Despite decades of study, the mechanism by which prominences form is not yet well understood. Theories have not satisfactorily explained how prominences can remain stable for such a long time when they are much denser than their surroundings. Magnetic fields are known to be the dominant influence on gas motions within the corona, but the exact form of magnetic interaction required to produce and maintain a large prominence has yet to be determined.
A typical prominence extends over many thousands of kilometres; the largest observed by SOHO was seen in 1997 and was some 350,000 km (216,000 miles) long  - some 28 times the diameter of the Earth. The mass contained within a prominence is typically of the order of 100 billion tonnes of material.
If a solar prominence occurs on the disc of the sun it appears darker than its background (due to the lower temperature of the plasma). These are referred to as solar filaments.
Well, not really my drawing because I don't exist. Credits should be given to http://www.runarsandnes.com/astro/sun210406.jpg where I grabbed this picture.

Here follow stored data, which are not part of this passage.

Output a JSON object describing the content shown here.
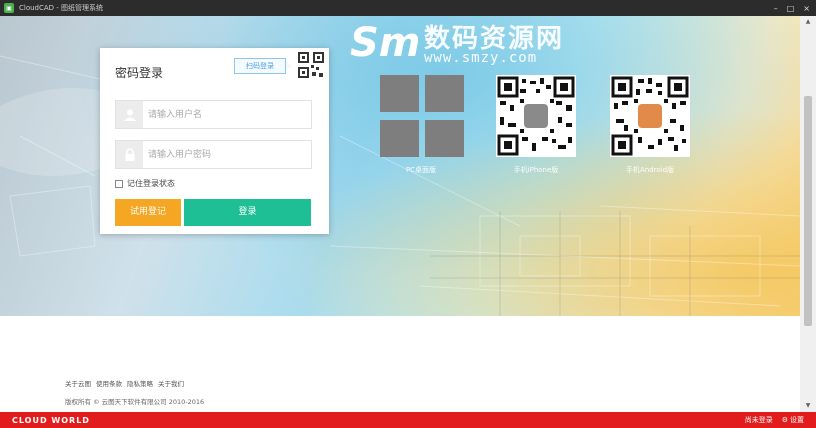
{
  "titlebar": {
    "title": "CloudCAD - 图纸管理系统",
    "minimize": "–",
    "maximize": "□",
    "close": "×"
  },
  "brand": {
    "logo_letters": "Sm",
    "name": "数码资源网",
    "url": "www.smzy.com"
  },
  "login": {
    "title": "密码登录",
    "qr_login_label": "扫码登录",
    "username_placeholder": "请输入用户名",
    "password_placeholder": "请输入用户密码",
    "remember_label": "记住登录状态",
    "trial_button": "试用登记",
    "login_button": "登录"
  },
  "downloads": [
    {
      "label": "PC桌面版",
      "icon": "windows-icon"
    },
    {
      "label": "手机iPhone版",
      "icon": "apple-icon"
    },
    {
      "label": "手机Android版",
      "icon": "android-icon"
    }
  ],
  "footer": {
    "links": [
      "关于云图",
      "使用条款",
      "隐私策略",
      "关于我们"
    ],
    "copyright": "版权所有 © 云图天下软件有限公司 2010-2016"
  },
  "statusbar": {
    "brand": "CLOUD WORLD",
    "not_logged_in": "尚未登录",
    "settings": "设置"
  },
  "colors": {
    "trial": "#f5a623",
    "login": "#1fbf95",
    "statusbar": "#e21c1c",
    "titlebar": "#2c2c2c"
  }
}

I learned a few very interesting things from this task. First of all, the sun looks absolutely awesome in a solar telescope. I learned not look at the sun through a regular telescope. It can burn the retina in my eye and permenantly blind me. What I really liked about this task was to learn about the size of solar prominences. They can be several times bigger than the earth. In the telescope, solar prominces don't look as clear as this picture. They looked a little fuzzy and harded to find.
I got high marks on my interest and enthusiasm. Need to work on my writing.
I'm asked to work on my writing and resubmit.